Ada lagi pernyataan Adhie Massardi supaya KPU dan Banwaslu memeriksa kerjasama Ahok dan Google hanya karena nama ""foke" kalau digoogling berganti nama "ahok". Bukankah mengaminkan itu malah menjadikan saya tidak bernalar?
Ketika saya menolak untuk tidak bernalar, lalu saya distempel selalu "membela" Ahok. Oh come on, saya ini orang berakal, bukan orang buta.
Banyak lagi kasus serangan kepada Ahok yang ketika saya teliti sama sekali jauh dari akal sehat.
Sebagai contoh, Ahok dilaporkan ke polisi karena dianggap menghina surat Al maidah 51 yang berbunyi, "Janganlah kamu mengambil orang Yahudi dan Nasrani sebagai pemimpinmu". Ahok berkata, jangan pilih saya jika meyakini surat Al Maidah 51.
Lalu salahnya Ahok dimana kok sampai harus di polisikan karena dianggap rasis dan mencatut kitab suci? Ahok kan benar, kalau gak mau milih dia karena berdasarkan surat itu, ya gak usah pilih dia. Dimana sisi rasisnya? Dia malah mengajak kepada orang yang mengaku sebagai "orang beriman" untuk tidak memilihnya.
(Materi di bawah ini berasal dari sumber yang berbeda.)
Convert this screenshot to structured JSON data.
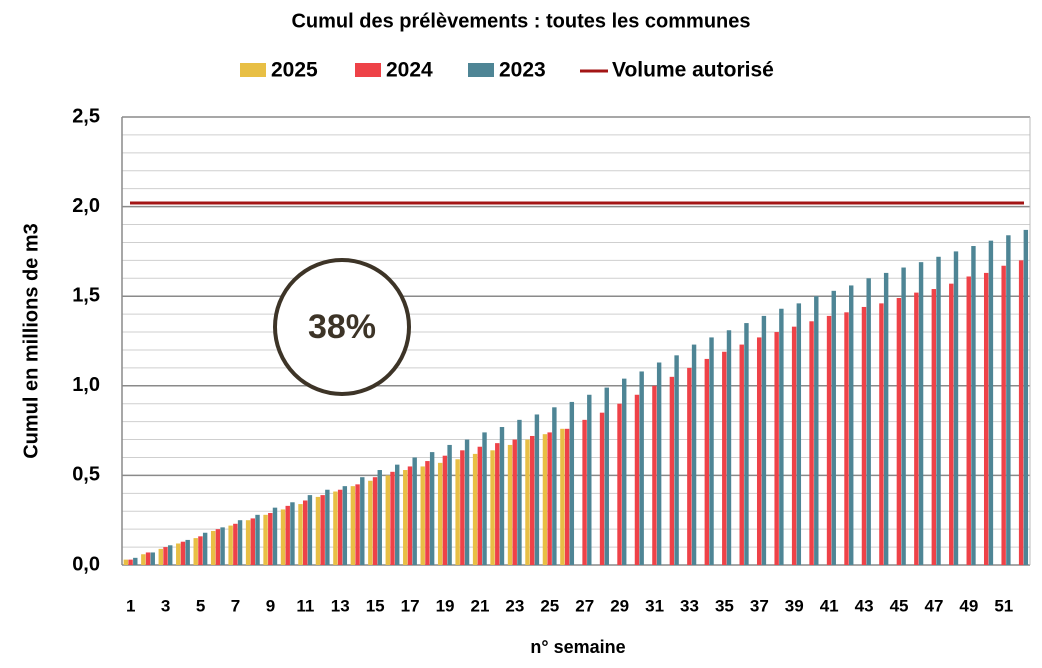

Lagian orang yang memilih Ahok, itu karena dia memilih "administratur wilayah", bukannya pemimpin umat. Ahok tidak mengatur cara beragama seseorang, dia hanya mengatur administrasi di wilayahnya supaya tertib dan teratur.
Ketika saya menjelaskan itu, apakah berarti saya membela? Demi Tante sonya, semoga Johan segera mendapat hidayah!
Sebenarnya ketika kita berbicara politik, bukan berarti kita sok tahu terhadap situasi politik, tetapi melatih nalar berfikir melalui tema politik. Supaya nalar kita sehat, jangan cuti terlalu lama.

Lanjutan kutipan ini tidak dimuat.